China recorded a stronger-than-expected trade surplus in May, reaching $103.22 billion, surpassing forecasts of $101.10 billion and April’s $96.18 billion. The growth was driven by steady exports and a sharp drop in imports, reflecting ongoing domestic weakness and global trade tensions.
Exports rose 4.8% year-on-year, missing expectations of 5% and easing from April’s 8.1% gain. U.S. demand remained pressured by elevated tariffs, though shipments to other global markets stayed robust due to China’s key supply chain role. A recent easing in tariffs—cut to 30% from 145% by the U.S. and to 10% from 125% by China—offered some relief, with exports to the U.S. showing marginal improvement.
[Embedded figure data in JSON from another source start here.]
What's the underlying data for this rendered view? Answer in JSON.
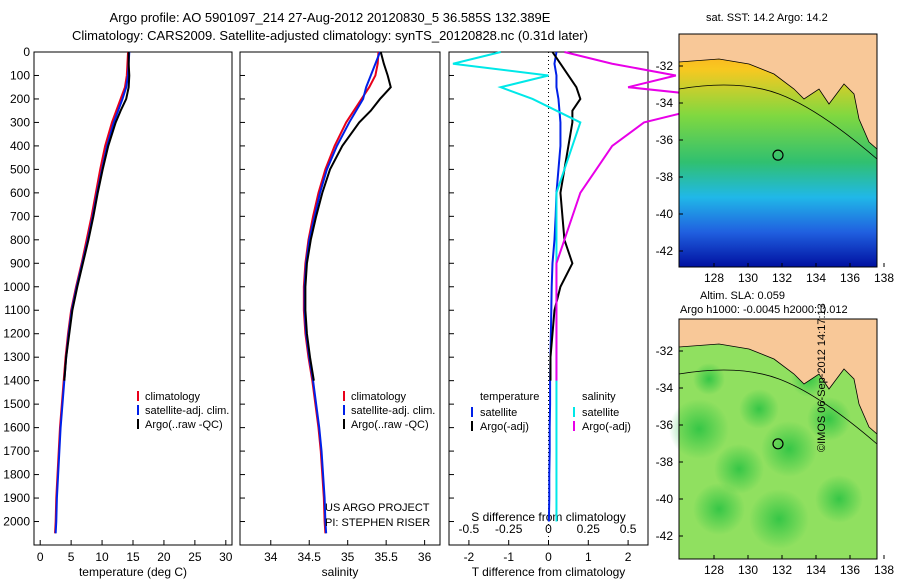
{
  "header": {
    "title_line1": "Argo profile: AO 5901097_214 27-Aug-2012 20120830_5 36.585S 132.389E",
    "title_line2": "Climatology: CARS2009. Satellite-adjusted climatology: synTS_20120828.nc (0.31d later)"
  },
  "colors": {
    "climatology": "#e8001a",
    "satellite": "#0020e8",
    "argo": "#000000",
    "salinity_sat": "#00e8e8",
    "salinity_argo": "#e800e8",
    "land": "#f8c898"
  },
  "notes": {
    "project": "US ARGO PROJECT",
    "pi": "PI: STEPHEN RISER"
  },
  "maps": {
    "sst_title": "sat. SST: 14.2 Argo: 14.2",
    "sla_title1": "Altim. SLA: 0.059",
    "sla_title2": "Argo h1000: -0.0045 h2000: 0.012",
    "credit": "©IMOS 06-Sep-2012 14:17:13",
    "lat_ticks": [
      "-32",
      "-34",
      "-36",
      "-38",
      "-40",
      "-42"
    ],
    "lon_ticks": [
      "128",
      "130",
      "132",
      "134",
      "136",
      "138"
    ]
  },
  "chart_data": [
    {
      "type": "line",
      "xlabel": "temperature (deg C)",
      "ylabel": "",
      "xlim": [
        -1,
        31
      ],
      "ylim": [
        2100,
        0
      ],
      "xticks": [
        "0",
        "5",
        "10",
        "15",
        "20",
        "25",
        "30"
      ],
      "yticks": [
        "0",
        "100",
        "200",
        "300",
        "400",
        "500",
        "600",
        "700",
        "800",
        "900",
        "1000",
        "1100",
        "1200",
        "1300",
        "1400",
        "1500",
        "1600",
        "1700",
        "1800",
        "1900",
        "2000"
      ],
      "legend_position": "lower-right",
      "series": [
        {
          "name": "climatology",
          "depth": [
            0,
            50,
            100,
            150,
            200,
            300,
            400,
            500,
            600,
            700,
            800,
            900,
            1000,
            1100,
            1200,
            1300,
            1400,
            1500,
            1600,
            1700,
            1800,
            1900,
            2000,
            2050
          ],
          "values": [
            14.2,
            14.1,
            14.0,
            13.7,
            13.0,
            11.6,
            10.5,
            9.7,
            9.0,
            8.3,
            7.5,
            6.7,
            5.8,
            5.0,
            4.5,
            4.1,
            3.8,
            3.5,
            3.2,
            3.0,
            2.8,
            2.6,
            2.5,
            2.4
          ]
        },
        {
          "name": "satellite-adj. clim.",
          "depth": [
            0,
            50,
            100,
            150,
            200,
            300,
            400,
            500,
            600,
            700,
            800,
            900,
            1000,
            1100,
            1200,
            1300,
            1400,
            1500,
            1600,
            1700,
            1800,
            1900,
            2000,
            2050
          ],
          "values": [
            14.4,
            14.3,
            14.2,
            13.9,
            13.3,
            11.9,
            10.8,
            10.0,
            9.2,
            8.5,
            7.7,
            6.8,
            5.9,
            5.1,
            4.6,
            4.2,
            3.9,
            3.6,
            3.3,
            3.1,
            2.9,
            2.7,
            2.6,
            2.5
          ]
        },
        {
          "name": "Argo(..raw -QC)",
          "depth": [
            0,
            50,
            100,
            150,
            200,
            250,
            300,
            400,
            500,
            600,
            700,
            800,
            900,
            1000,
            1100,
            1200,
            1300,
            1400
          ],
          "values": [
            14.3,
            14.3,
            14.4,
            14.3,
            13.9,
            13.0,
            12.2,
            11.0,
            10.1,
            9.3,
            8.6,
            7.8,
            6.9,
            6.0,
            5.2,
            4.7,
            4.2,
            3.9
          ]
        }
      ]
    },
    {
      "type": "line",
      "xlabel": "salinity",
      "ylabel": "",
      "xlim": [
        33.6,
        36.2
      ],
      "ylim": [
        2100,
        0
      ],
      "xticks": [
        "34",
        "34.5",
        "35",
        "35.5",
        "36"
      ],
      "legend_position": "lower-right",
      "series": [
        {
          "name": "climatology",
          "depth": [
            0,
            50,
            100,
            150,
            200,
            300,
            400,
            500,
            600,
            700,
            800,
            900,
            1000,
            1100,
            1200,
            1300,
            1400,
            1500,
            1600,
            1700,
            1800,
            1900,
            2000,
            2050
          ],
          "values": [
            35.4,
            35.39,
            35.36,
            35.28,
            35.18,
            34.98,
            34.83,
            34.71,
            34.62,
            34.55,
            34.49,
            34.45,
            34.43,
            34.43,
            34.45,
            34.49,
            34.54,
            34.58,
            34.62,
            34.65,
            34.67,
            34.69,
            34.7,
            34.71
          ]
        },
        {
          "name": "satellite-adj. clim.",
          "depth": [
            0,
            50,
            100,
            150,
            200,
            300,
            400,
            500,
            600,
            700,
            800,
            900,
            1000,
            1100,
            1200,
            1300,
            1400,
            1500,
            1600,
            1700,
            1800,
            1900,
            2000,
            2050
          ],
          "values": [
            35.42,
            35.36,
            35.3,
            35.24,
            35.2,
            35.02,
            34.86,
            34.73,
            34.64,
            34.57,
            34.5,
            34.46,
            34.44,
            34.44,
            34.46,
            34.5,
            34.55,
            34.59,
            34.63,
            34.66,
            34.68,
            34.7,
            34.71,
            34.72
          ]
        },
        {
          "name": "Argo(..raw -QC)",
          "depth": [
            0,
            50,
            100,
            150,
            200,
            250,
            300,
            400,
            500,
            600,
            700,
            800,
            900,
            1000,
            1100,
            1200,
            1300,
            1400
          ],
          "values": [
            35.43,
            35.47,
            35.52,
            35.56,
            35.42,
            35.3,
            35.15,
            34.93,
            34.77,
            34.67,
            34.59,
            34.52,
            34.47,
            34.45,
            34.45,
            34.47,
            34.51,
            34.56
          ]
        }
      ]
    },
    {
      "type": "line",
      "xlabel": "T difference from climatology",
      "top_label": "S difference from climatology",
      "xlim": [
        -2.5,
        2.5
      ],
      "ylim": [
        2100,
        0
      ],
      "xticks": [
        "-2",
        "-1",
        "0",
        "1",
        "2"
      ],
      "top_ticks": [
        "-0.5",
        "-0.25",
        "0",
        "0.25",
        "0.5"
      ],
      "legend_groups": [
        "temperature",
        "salinity"
      ],
      "legend_position": "lower-right",
      "series": [
        {
          "name": "satellite",
          "group": "temperature",
          "depth": [
            0,
            50,
            100,
            150,
            200,
            300,
            400,
            500,
            600,
            700,
            800,
            900,
            1000,
            1100,
            1200,
            1300,
            1400,
            1500,
            1600,
            1700,
            1800,
            1900,
            2000
          ],
          "values": [
            0.2,
            0.15,
            0.2,
            0.2,
            0.25,
            0.3,
            0.3,
            0.25,
            0.2,
            0.18,
            0.15,
            0.1,
            0.08,
            0.07,
            0.06,
            0.05,
            0.04,
            0.04,
            0.03,
            0.03,
            0.02,
            0.02,
            0.01
          ]
        },
        {
          "name": "Argo(-adj)",
          "group": "temperature",
          "depth": [
            0,
            50,
            100,
            150,
            200,
            250,
            300,
            400,
            500,
            600,
            700,
            800,
            900,
            1000,
            1100,
            1200,
            1300,
            1400
          ],
          "values": [
            0.1,
            0.3,
            0.5,
            0.7,
            0.8,
            0.6,
            0.6,
            0.5,
            0.4,
            0.3,
            0.35,
            0.4,
            0.6,
            0.3,
            0.15,
            0.1,
            0.05,
            0.05
          ]
        },
        {
          "name": "satellite",
          "group": "salinity",
          "depth": [
            0,
            50,
            100,
            150,
            200,
            300,
            400,
            500,
            600,
            700,
            800,
            900,
            1000,
            1100,
            1200,
            1300,
            1400,
            1500,
            1600,
            1700,
            1800,
            1900,
            2000
          ],
          "values": [
            -0.3,
            -0.6,
            0,
            -0.3,
            -0.1,
            0.2,
            0.15,
            0.1,
            0.05,
            0.05,
            0.05,
            0.05,
            0.05,
            0.05,
            0.05,
            0.05,
            0.05,
            0.05,
            0.05,
            0.05,
            0.05,
            0.05,
            0.05
          ]
        },
        {
          "name": "Argo(-adj)",
          "group": "salinity",
          "depth": [
            0,
            50,
            100,
            150,
            200,
            300,
            400,
            500,
            600,
            700,
            800,
            900,
            1000,
            1100,
            1200,
            1300,
            1400
          ],
          "values": [
            0.1,
            0.4,
            0.8,
            0.5,
            1.2,
            0.6,
            0.4,
            0.3,
            0.2,
            0.15,
            0.1,
            0.05,
            0.05,
            0.05,
            0.05,
            0.05,
            0.05
          ]
        }
      ]
    }
  ]
}
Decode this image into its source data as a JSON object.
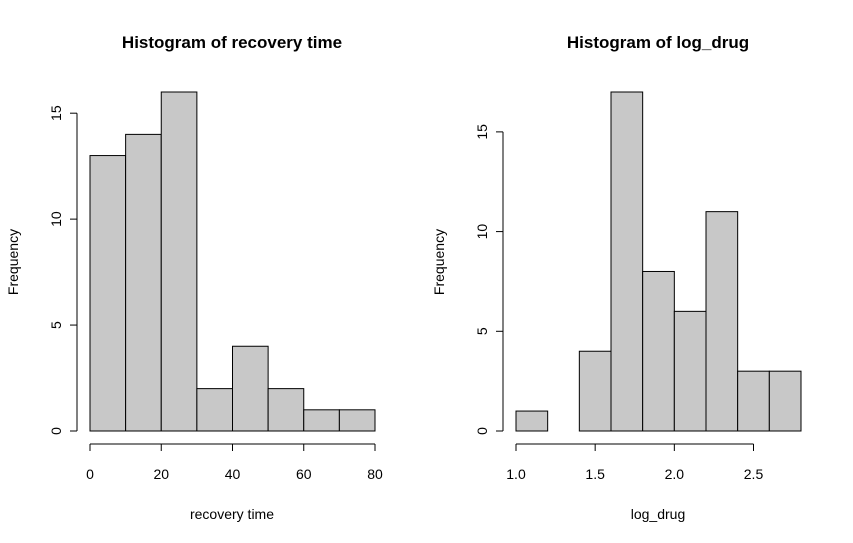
{
  "chart_data": [
    {
      "type": "bar",
      "title": "Histogram of recovery time",
      "xlabel": "recovery time",
      "ylabel": "Frequency",
      "bins": [
        [
          0,
          10
        ],
        [
          10,
          20
        ],
        [
          20,
          30
        ],
        [
          30,
          40
        ],
        [
          40,
          50
        ],
        [
          50,
          60
        ],
        [
          60,
          70
        ],
        [
          70,
          80
        ]
      ],
      "values": [
        13,
        14,
        16,
        2,
        4,
        2,
        1,
        1
      ],
      "xlim": [
        0,
        80
      ],
      "ylim": [
        0,
        16
      ],
      "xticks": [
        0,
        20,
        40,
        60,
        80
      ],
      "yticks": [
        0,
        5,
        10,
        15
      ],
      "xtick_labels": [
        "0",
        "20",
        "40",
        "60",
        "80"
      ],
      "ytick_labels": [
        "0",
        "5",
        "10",
        "15"
      ],
      "bar_color": "#c8c8c8",
      "grid": false
    },
    {
      "type": "bar",
      "title": "Histogram of log_drug",
      "xlabel": "log_drug",
      "ylabel": "Frequency",
      "bins": [
        [
          1.0,
          1.2
        ],
        [
          1.2,
          1.4
        ],
        [
          1.4,
          1.6
        ],
        [
          1.6,
          1.8
        ],
        [
          1.8,
          2.0
        ],
        [
          2.0,
          2.2
        ],
        [
          2.2,
          2.4
        ],
        [
          2.4,
          2.6
        ],
        [
          2.6,
          2.8
        ]
      ],
      "values": [
        1,
        0,
        4,
        17,
        8,
        6,
        11,
        3,
        3
      ],
      "xlim": [
        1.0,
        2.8
      ],
      "ylim": [
        0,
        17
      ],
      "xticks": [
        1.0,
        1.5,
        2.0,
        2.5
      ],
      "yticks": [
        0,
        5,
        10,
        15
      ],
      "xtick_labels": [
        "1.0",
        "1.5",
        "2.0",
        "2.5"
      ],
      "ytick_labels": [
        "0",
        "5",
        "10",
        "15"
      ],
      "bar_color": "#c8c8c8",
      "grid": false
    }
  ]
}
Imports, however, declined more than forecast, falling 3.4% year-on-year versus an expected 0.9% drop and deepening April’s 0.2% slide. The sharp contraction highlights weak domestic demand amid ongoing economic uncertainty, sluggish consumer sentiment, and cautious business spending. These trends continue to fuel China’s disinflationary pressures, as also reflected in recent inflation data showing subdued consumer activity.
High-level U.S.–China trade talks are set to resume in London later Monday, following weeks of stalled negotiations. While both sides agreed to temporarily reduce tariffs in May, tensions remain high. The U.S. has criticized China’s chipmaking industry and export controls on rare earth minerals, while Beijing pushes back against tightening U.S. tech restrictions.
Despite short-term relief from tariff adjustments, ongoing geopolitical frictions and internal economic challenges suggest China's trade dynamics will remain volatile. Investors are closely watching whether this surplus trend continues amid broader global headwinds and muted domestic recovery signals.